Reconstructions with noisy limited data. The first column shows the true models, while the last 4 columns show the reconstructions with various methods. Red dotted line shows the contour of the segmented model in Total Variation method. Different measures are also shown below each reconstructed model. (Color figure online)

The results on limited-angle data are presented in Fig. 7. The proposed method is able to capture most of the fine details (evident from the Jaccard Index) in the phantoms even with the very limited data with moderate noise. The P-DART method achieves the least amount of data residual in all the cases, but fails to capture the complete geometry of the anomaly. The Total variation method gives surprisingly good reconstructions of the shape. However, we obtained these results by selecting the best over a large range of regularization parameters. The level-set method consistently gives the best reconstruction of the shape.

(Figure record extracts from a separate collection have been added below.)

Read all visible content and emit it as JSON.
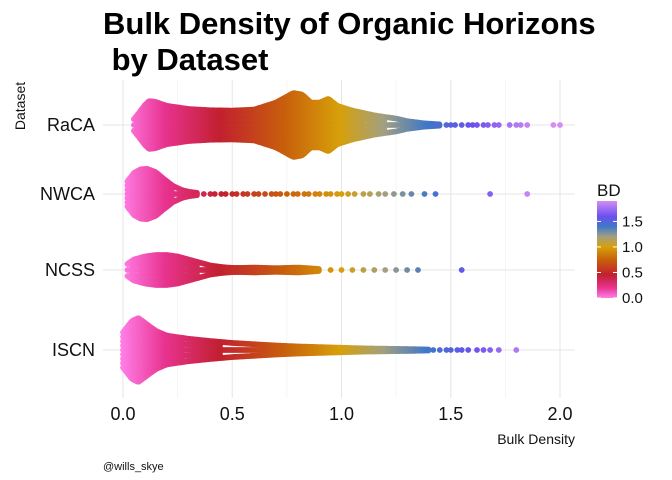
{
  "chart_data": {
    "type": "scatter",
    "subtype": "beeswarm",
    "title_line1": "Bulk Density of Organic Horizons",
    "title_line2": " by Dataset",
    "xlabel": "Bulk Density",
    "ylabel": "Dataset",
    "xlim": [
      -0.05,
      2.08
    ],
    "x_ticks": [
      0.0,
      0.5,
      1.0,
      1.5,
      2.0
    ],
    "x_tick_labels": [
      "0.0",
      "0.5",
      "1.0",
      "1.5",
      "2.0"
    ],
    "grid": true,
    "categories": [
      "RaCA",
      "NWCA",
      "NCSS",
      "ISCN"
    ],
    "legend": {
      "title": "BD",
      "placement": "right",
      "ticks": [
        0.0,
        0.5,
        1.0,
        1.5
      ],
      "tick_labels": [
        "0.0",
        "0.5",
        "1.0",
        "1.5"
      ],
      "range": [
        0.0,
        1.9
      ]
    },
    "color_scale": [
      {
        "value": 0.0,
        "color": "#ff7fe8"
      },
      {
        "value": 0.2,
        "color": "#e8338f"
      },
      {
        "value": 0.45,
        "color": "#c22030"
      },
      {
        "value": 0.75,
        "color": "#c8600c"
      },
      {
        "value": 1.0,
        "color": "#d7a00a"
      },
      {
        "value": 1.2,
        "color": "#a2a080"
      },
      {
        "value": 1.4,
        "color": "#3f78c8"
      },
      {
        "value": 1.6,
        "color": "#6b50f0"
      },
      {
        "value": 1.9,
        "color": "#d48df2"
      }
    ],
    "series": [
      {
        "category": "RaCA",
        "density": [
          [
            0.05,
            0.18
          ],
          [
            0.1,
            0.62
          ],
          [
            0.12,
            0.75
          ],
          [
            0.15,
            0.72
          ],
          [
            0.2,
            0.6
          ],
          [
            0.3,
            0.5
          ],
          [
            0.4,
            0.46
          ],
          [
            0.5,
            0.45
          ],
          [
            0.6,
            0.48
          ],
          [
            0.7,
            0.7
          ],
          [
            0.78,
            1.0
          ],
          [
            0.82,
            0.95
          ],
          [
            0.86,
            0.7
          ],
          [
            0.9,
            0.7
          ],
          [
            0.94,
            0.82
          ],
          [
            0.98,
            0.6
          ],
          [
            1.05,
            0.45
          ],
          [
            1.15,
            0.3
          ],
          [
            1.25,
            0.2
          ],
          [
            1.3,
            0.12
          ],
          [
            1.38,
            0.05
          ],
          [
            1.45,
            0.02
          ]
        ],
        "outliers": [
          1.48,
          1.5,
          1.52,
          1.55,
          1.58,
          1.6,
          1.62,
          1.65,
          1.67,
          1.7,
          1.72,
          1.77,
          1.8,
          1.82,
          1.85,
          1.97,
          2.0
        ]
      },
      {
        "category": "NWCA",
        "density": [
          [
            0.02,
            0.45
          ],
          [
            0.05,
            0.75
          ],
          [
            0.08,
            0.88
          ],
          [
            0.11,
            0.9
          ],
          [
            0.15,
            0.78
          ],
          [
            0.19,
            0.52
          ],
          [
            0.23,
            0.28
          ],
          [
            0.27,
            0.14
          ],
          [
            0.3,
            0.08
          ],
          [
            0.34,
            0.04
          ]
        ],
        "outliers": [
          0.37,
          0.4,
          0.42,
          0.45,
          0.47,
          0.5,
          0.52,
          0.55,
          0.57,
          0.6,
          0.62,
          0.65,
          0.68,
          0.7,
          0.72,
          0.75,
          0.78,
          0.8,
          0.83,
          0.85,
          0.88,
          0.9,
          0.93,
          0.95,
          0.98,
          1.0,
          1.03,
          1.06,
          1.1,
          1.13,
          1.17,
          1.2,
          1.24,
          1.28,
          1.32,
          1.38,
          1.43,
          1.68,
          1.85
        ]
      },
      {
        "category": "NCSS",
        "density": [
          [
            0.02,
            0.2
          ],
          [
            0.05,
            0.35
          ],
          [
            0.1,
            0.45
          ],
          [
            0.15,
            0.5
          ],
          [
            0.2,
            0.5
          ],
          [
            0.25,
            0.45
          ],
          [
            0.3,
            0.35
          ],
          [
            0.35,
            0.25
          ],
          [
            0.4,
            0.15
          ],
          [
            0.45,
            0.1
          ],
          [
            0.5,
            0.07
          ],
          [
            0.55,
            0.07
          ],
          [
            0.6,
            0.08
          ],
          [
            0.65,
            0.07
          ],
          [
            0.7,
            0.06
          ],
          [
            0.75,
            0.07
          ],
          [
            0.8,
            0.08
          ],
          [
            0.85,
            0.06
          ],
          [
            0.9,
            0.03
          ]
        ],
        "outliers": [
          0.95,
          1.0,
          1.05,
          1.1,
          1.15,
          1.2,
          1.25,
          1.3,
          1.35,
          1.55
        ]
      },
      {
        "category": "ISCN",
        "density": [
          [
            0.0,
            0.55
          ],
          [
            0.04,
            0.9
          ],
          [
            0.07,
            1.0
          ],
          [
            0.1,
            0.85
          ],
          [
            0.15,
            0.6
          ],
          [
            0.2,
            0.45
          ],
          [
            0.3,
            0.35
          ],
          [
            0.4,
            0.28
          ],
          [
            0.5,
            0.22
          ],
          [
            0.6,
            0.18
          ],
          [
            0.7,
            0.14
          ],
          [
            0.8,
            0.11
          ],
          [
            0.9,
            0.09
          ],
          [
            1.0,
            0.07
          ],
          [
            1.1,
            0.05
          ],
          [
            1.2,
            0.04
          ],
          [
            1.3,
            0.03
          ],
          [
            1.4,
            0.015
          ]
        ],
        "outliers": [
          1.42,
          1.45,
          1.48,
          1.5,
          1.53,
          1.55,
          1.58,
          1.62,
          1.65,
          1.68,
          1.72,
          1.8
        ]
      }
    ]
  },
  "credit": "@wills_skye"
}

5 Conclusions and Discussion

We discussed a parametric level-set method for partially discrete tomography. We model such objects as a constant-valued shape embedded in a continuously varying background. The shape is represented using a level-set function, which in turn is represented using radial basis functions. The reconstruction problem is posed as a bi-level optimization problem for the background and level-set parameters. This reconstruction problem can be efficiently solved using a variable projection approach, where the shape is iteratively updated. Each iteration requires a full reconstruction of the background. The algorithm includes some practical heuristics for choosing various parameters that are introduced as part of the parametric level-set method. Numerical experiments on a few numerical phantoms show that the proposed approach can outperform other popular methods for (partially) discrete tomography in terms of the reconstruction error. As the proposed algorithm requires repeated full reconstructions, it is currently an order of magnitude slower than the other methods. Future research is directed at making the method more efficient.